Model-based RL
Model-free vs. model-based RL
In the model-free (MF) RL methods seen sofar, we did not need to know anything about the dynamics of the environment to start learning a policy:
p(s' | s, a) \; \; r(s, a, s')
We just sampled transitions (s, a, r, s') and update the value / policy network. The main advantage is that the agent does not need to “think” when acting: it just select the action with highest Q-value or the one selected by the policy network (reflexive behavior). The other advantage is that you can use MF methods on any MDP: you do not need to know anything about them before applying MF as a blackbox optimizer.
However, MF methods are very slow (sample complexity): as they make no assumption, they have to learn everything by trial-and-error from scratch. If you had a model of the environment, you could plan ahead (what would happen if I did that?) and speed up learning (do not explore obviously stupid ideas): such a behavior is called model-based RL (MB). Dynamic programming (Section Dynamic programming) is for example a model-based method, as it requires the knowledge of p(s' | s, a) and r(s, a, s') to solve the Bellman equations.
In chess, for example, players plan ahead the possible moves up to a certain horizon and evaluate moves based on their emulated consequences. In real-time strategy games, learning the environment (world model) is part of the strategy: you do not attack right away.
This chapter presents several MB algorithms, including MPC planning algorithms, World models and the different variants of AlphaGo. We first present the main distinction in MB RL, planning algorithms (MPC) versus MB-augmented MF (Dyna) methods. Another useful dichotomy that we will see in the AlphaGo section is about learned models vs. given models.
Learning a dynamics model
Learning the world model is not complicated in theory. We just need to collect enough transitions (s, a, r , s') using a random agent (or an expert) and train a supervised model to predict the next state and the corresponding reward.
M(s, a) = (s', r )
Such a model is called the dynamics model, the transition model or the forward model, and basically answers the question:
What would happen if I did that?
The model can be deterministic (in which case we should use neural networks) or stochastic (in which case we should use Gaussian processes, mixture density networks or recurrent state space models). Any kind of supervised learning method can be used in principle.
Once you have trained a good transition model, you can generate rollouts, i.e. imaginary trajectories / episodes \tau using the model.
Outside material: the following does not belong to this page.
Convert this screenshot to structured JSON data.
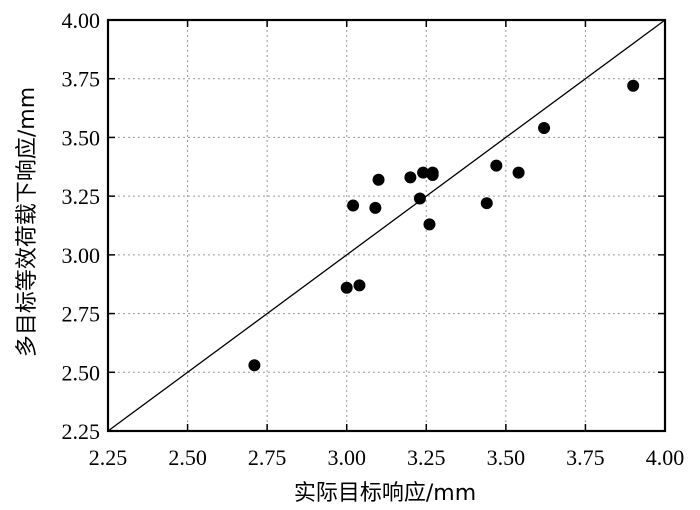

Given an initial state s_0 and a policy \pi, you can unroll the future using the model s', r = M(s, a).
s_0 \xrightarrow[\pi]{} a_0 \xrightarrow[M]{} s_1 \xrightarrow[\pi]{} a_1 \xrightarrow[\pi]{} s_2 \xrightarrow[]{} \ldots \xrightarrow[M]{} s_T
Given the model, you can also compute the return R(\tau) of the emulated trajectory. Everything is as if you were interacting with the environment, but you actually do not need it anymore: the model becomes the environment. You can now search for an optimal policy on these emulated trajectories:
Any method can be used to optimize the policy. We can obviously use a model-free algorithm to maximize the expected return of the trajectories:
\mathcal{J}(\pi) = \mathbb{E}_{\tau \sim \rho_\pi}[R(\tau)]
The only sample complexity is the one needed to train the model: the rest is emulated. For problems where a physical step (t \rightarrow t+1) is very expensive compared to an inference step of the model (neural networks can predict very fast), this can even allow to use inefficient but optimal methods to find the policy. Brute-force optimization becomes possible if using the model is much faster that the real environment. However, this approach has two major drawbacks:
- The model can only be as good as the data, and errors are going to accumulate, especially for long trajectories or probabilistic MDPs.
- If the dataset does not contain the important transitions (for example where there are sparse rewards), the policy will likely be sub-optimal. In extreme cases, training the model up to a sufficient precision might necessitate more samples than learning the policy directly with MF methods.